The new social housing building at the Little Mountain project site opened in 2015. This is the first part of one of B.C.’s largest social housing redevelopment projects.
About the Project
The Little Mountain redevelopment, bounded by 33rd to 37th avenues between Main and Ontario streets, is part of the province’s housing strategy. The project’s aim is to transform an old, low-density property that required major repairs into affordable homes in a mixed-use community.
BC Housing and the City of Vancouver have partnered with Holborn Properties to redevelop the site. The plan is to replace 224 public housing units with 282 new social housing units, as well as another 10 units for the Musqueam Nation. There will also be a 69-space childcare facility, a neighbourhood house plus a public plaza and park. As part of the City of Vancouver’s rezoning, we’re responsible for 234 of the social housing units. The remaining 48 units will be owned by the City of Vancouver.

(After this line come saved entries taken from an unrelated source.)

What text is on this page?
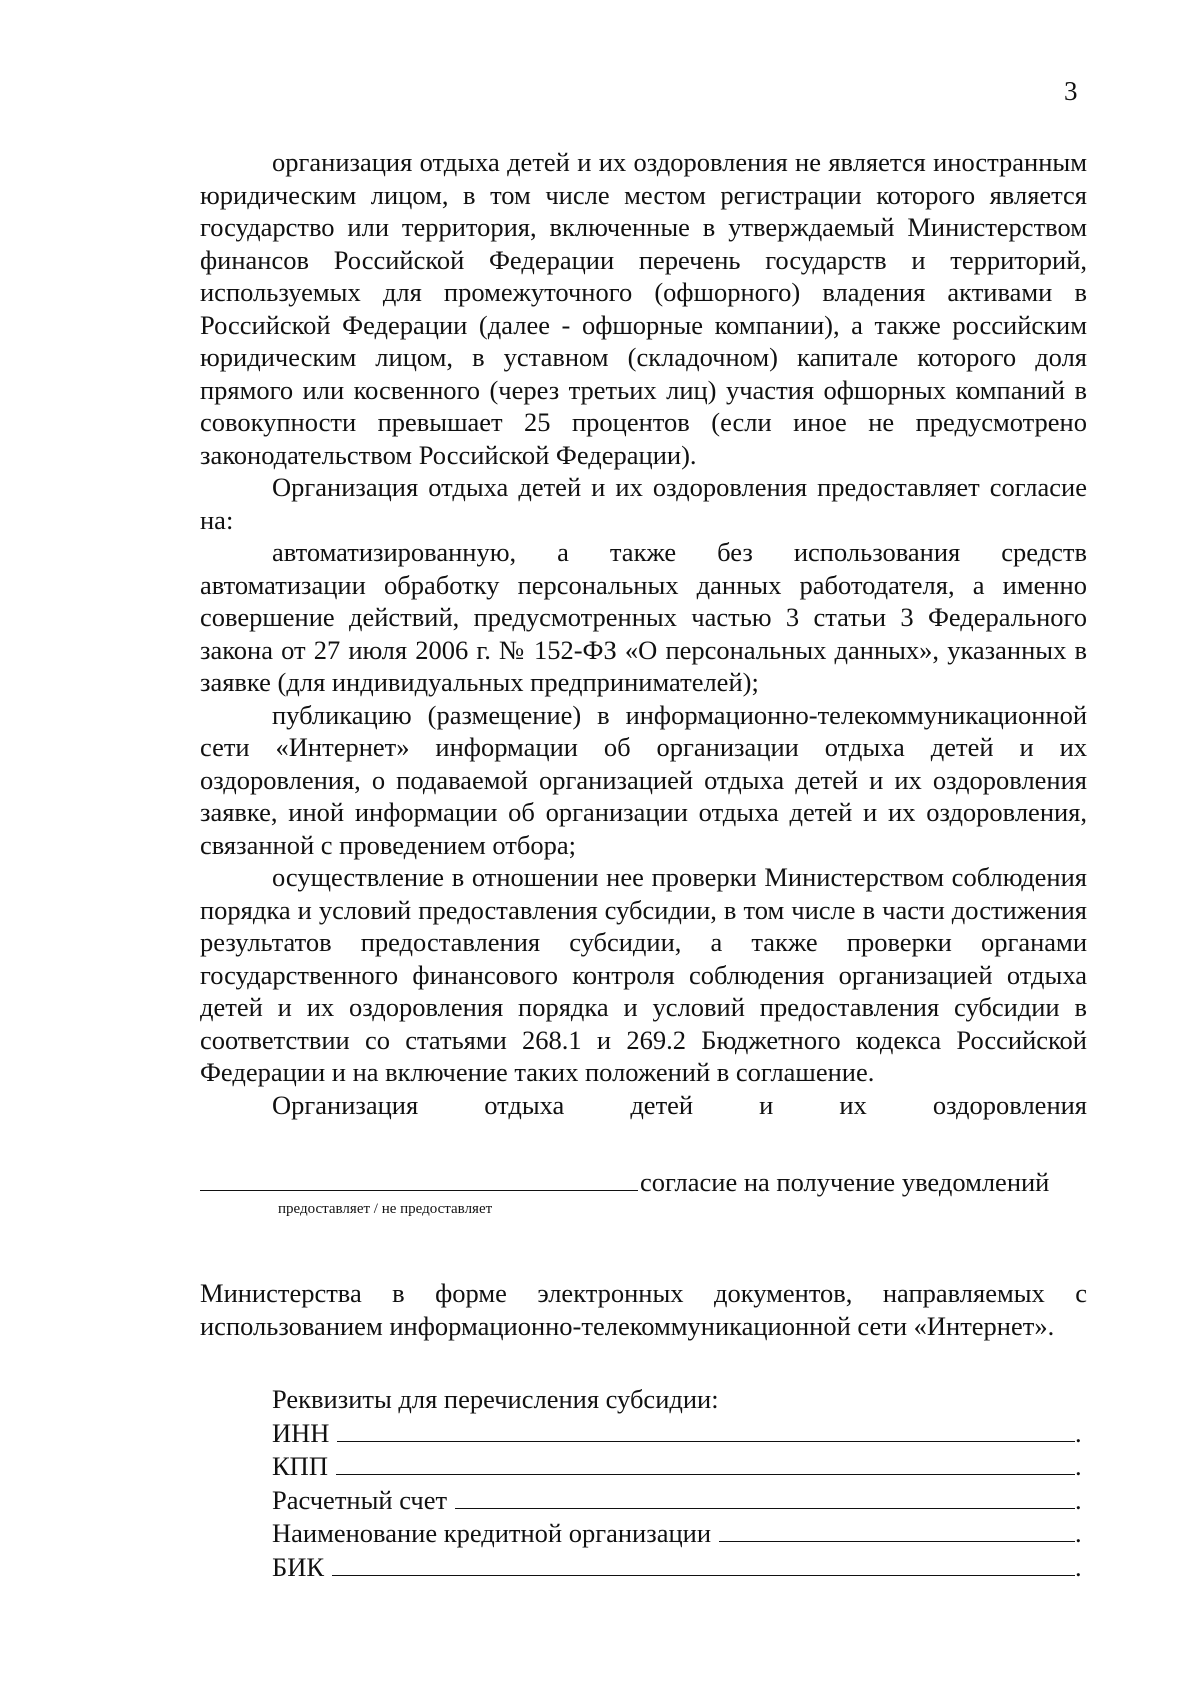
3

организация отдыха детей и их оздоровления не является иностранным юридическим лицом, в том числе местом регистрации которого является государство или территория, включенные в утверждаемый Министерством финансов Российской Федерации перечень государств и территорий, используемых для промежуточного (офшорного) владения активами в Российской Федерации (далее - офшорные компании), а также российским юридическим лицом, в уставном (складочном) капитале которого доля прямого или косвенного (через третьих лиц) участия офшорных компаний в совокупности превышает 25 процентов (если иное не предусмотрено законодательством Российской Федерации).

Организация отдыха детей и их оздоровления предоставляет согласие на:

автоматизированную, а также без использования средств автоматизации обработку персональных данных работодателя, а именно совершение действий, предусмотренных частью 3 статьи 3 Федерального закона от 27 июля 2006 г. № 152-ФЗ «О персональных данных», указанных в заявке (для индивидуальных предпринимателей);

публикацию (размещение) в информационно-телекоммуникационной сети «Интернет» информации об организации отдыха детей и их оздоровления, о подаваемой организацией отдыха детей и их оздоровления заявке, иной информации об организации отдыха детей и их оздоровления, связанной с проведением отбора;

осуществление в отношении нее проверки Министерством соблюдения порядка и условий предоставления субсидии, в том числе в части достижения результатов предоставления субсидии, а также проверки органами государственного финансового контроля соблюдения организацией отдыха детей и их оздоровления порядка и условий предоставления субсидии в соответствии со статьями 268.1 и 269.2 Бюджетного кодекса Российской Федерации и на включение таких положений в соглашение.

Организация отдыха детей и их оздоровления

согласие на получение уведомлений
предоставляет / не предоставляет

Министерства в форме электронных документов, направляемых с использованием информационно-телекоммуникационной сети «Интернет».

Реквизиты для перечисления субсидии:

ИНН	.
КПП	.
Расчетный счет	.
Наименование кредитной организации	.
БИК	.
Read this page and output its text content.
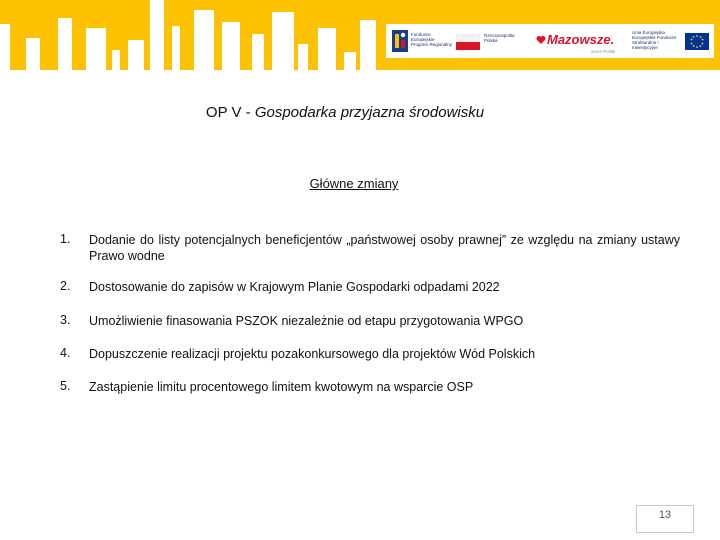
Fundusze
Europejskie
Program Regionalny
Rzeczpospolita
Polska	Mazowsze.
serce Polski
Unia Europejska
Europejskie Fundusze
Strukturalne i Inwestycyjne
OP V - Gospodarka przyjazna środowisku
Główne zmiany
1.	Dodanie do listy potencjalnych beneficjentów „państwowej osoby prawnej” ze względu na zmiany ustawy Prawo wodne
2.	Dostosowanie do zapisów w Krajowym Planie Gospodarki odpadami 2022
3.	Umożliwienie finasowania PSZOK niezależnie od etapu przygotowania WPGO
4.	Dopuszczenie realizacji projektu pozakonkursowego dla projektów Wód Polskich
5.	Zastąpienie limitu procentowego limitem kwotowym na wsparcie OSP
13
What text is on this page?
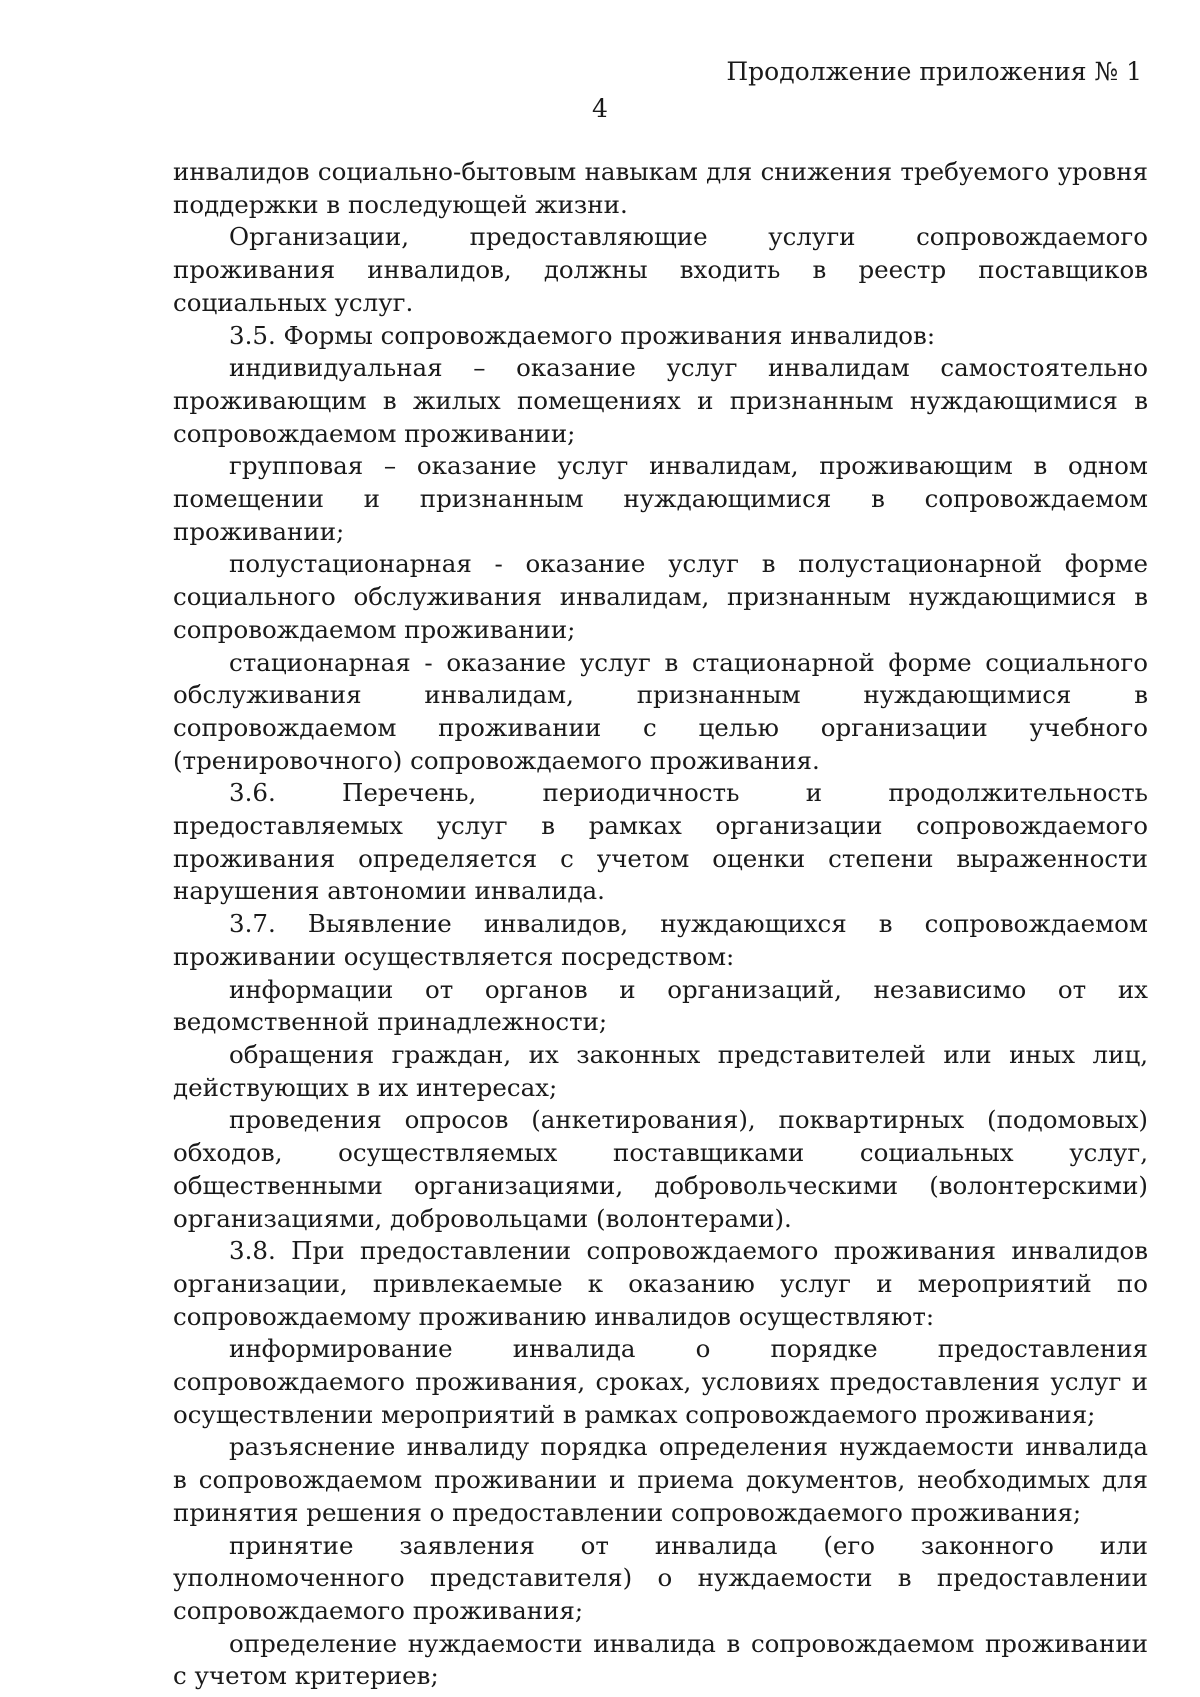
Продолжение приложения № 1
4

инвалидов социально-бытовым навыкам для снижения требуемого уровня поддержки в последующей жизни.

Организации, предоставляющие услуги сопровождаемого проживания инвалидов, должны входить в реестр поставщиков социальных услуг.

3.5. Формы сопровождаемого проживания инвалидов:

индивидуальная – оказание услуг инвалидам самостоятельно проживающим в жилых помещениях и признанным нуждающимися в сопровождаемом проживании;

групповая – оказание услуг инвалидам, проживающим в одном помещении и признанным нуждающимися в сопровождаемом проживании;

полустационарная - оказание услуг в полустационарной форме социального обслуживания инвалидам, признанным нуждающимися в сопровождаемом проживании;

стационарная - оказание услуг в стационарной форме социального обслуживания инвалидам, признанным нуждающимися в сопровождаемом проживании с целью организации учебного (тренировочного) сопровождаемого проживания.

3.6. Перечень, периодичность и продолжительность предоставляемых услуг в рамках организации сопровождаемого проживания определяется с учетом оценки степени выраженности нарушения автономии инвалида.

3.7. Выявление инвалидов, нуждающихся в сопровождаемом проживании осуществляется посредством:

информации от органов и организаций, независимо от их ведомственной принадлежности;

обращения граждан, их законных представителей или иных лиц, действующих в их интересах;

проведения опросов (анкетирования), поквартирных (подомовых) обходов, осуществляемых поставщиками социальных услуг, общественными организациями, добровольческими (волонтерскими) организациями, добровольцами (волонтерами).

3.8. При предоставлении сопровождаемого проживания инвалидов организации, привлекаемые к оказанию услуг и мероприятий по сопровождаемому проживанию инвалидов осуществляют:

информирование инвалида о порядке предоставления сопровождаемого проживания, сроках, условиях предоставления услуг и осуществлении мероприятий в рамках сопровождаемого проживания;

разъяснение инвалиду порядка определения нуждаемости инвалида в сопровождаемом проживании и приема документов, необходимых для принятия решения о предоставлении сопровождаемого проживания;

принятие заявления от инвалида (его законного или уполномоченного представителя) о нуждаемости в предоставлении сопровождаемого проживания;

определение нуждаемости инвалида в сопровождаемом проживании с учетом критериев;
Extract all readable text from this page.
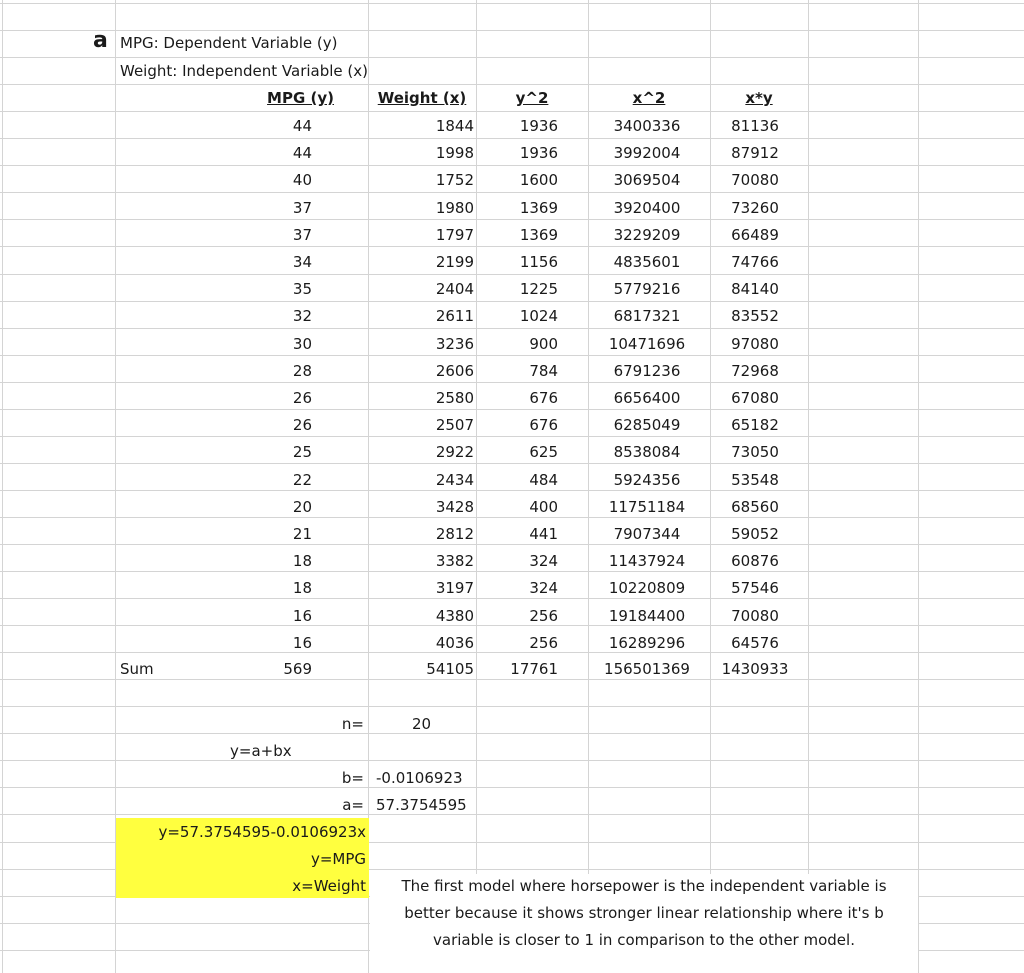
a MPG: Dependent Variable (y)
Weight: Independent Variable (x)
MPG (y)	Weight (x)	y^2	x^2	x*y
44	1844	1936	3400336	81136
44	1998	1936	3992004	87912
40	1752	1600	3069504	70080
37	1980	1369	3920400	73260
37	1797	1369	3229209	66489
34	2199	1156	4835601	74766
35	2404	1225	5779216	84140
32	2611	1024	6817321	83552
30	3236	900	10471696	97080
28	2606	784	6791236	72968
26	2580	676	6656400	67080
26	2507	676	6285049	65182
25	2922	625	8538084	73050
22	2434	484	5924356	53548
20	3428	400	11751184	68560
21	2812	441	7907344	59052
18	3382	324	11437924	60876
18	3197	324	10220809	57546
16	4380	256	19184400	70080
16	4036	256	16289296	64576
Sum	569	54105	17761	156501369	1430933
n=	20
y=a+bx
b= -0.0106923
a= 57.3754595
y=57.3754595-0.0106923x
y=MPG
x=Weight	The first model where horsepower is the independent variable is
better because it shows stronger linear relationship where it's b
variable is closer to 1 in comparison to the other model.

The first new social housing building at Little Mountain opened in April 2015. The five-storey building has 47 one-bedroom and six two-bedroom apartments. Managed by More Than a Roof, the building also includes an amenity room, a community garden, patio space, a bicycle and scooter storage room and a weekly, low-cost food program for residents.
Any replacement social housing units above and beyond those allocated to returning residents will be rented at rates no higher than rents that are affordable to households with incomes below CMHC’s Housing Income Limits.
For the latest news, visit Little Mountain Vancouver.
Process & Consultation
The original Little Mountain site was Vancouver's oldest public housing development, and had aging buildings on underused land. We signed a Memorandum of Understanding with the City of Vancouver in June 2007 to redevelop this 15-acre property, which is located next to Queen Elizabeth Park.
Working in partnership with the private and non-profit sectors, the vision of the redevelopment is to create new, safe, accessible housing, with a mix of subsidized and market housing, along with community facilities and other neighbourhood amenities.
Proceeds from the Little Mountain redevelopment are being reinvested by partnering with eight municipalities across the province to build 2,100 units of supportive housing. This includes a partnership with the City to build about 1,500 units on 14 city-owned sites, most of which are now open or are in development. Supportive housing helps people with mental health, addiction and other chronic conditions.
Original residents of the property were relocated according to the Guiding Principles for Resident Relocation . These principles guarantee that residents have first choice to return to Little Mountain once the redevelopment is completed.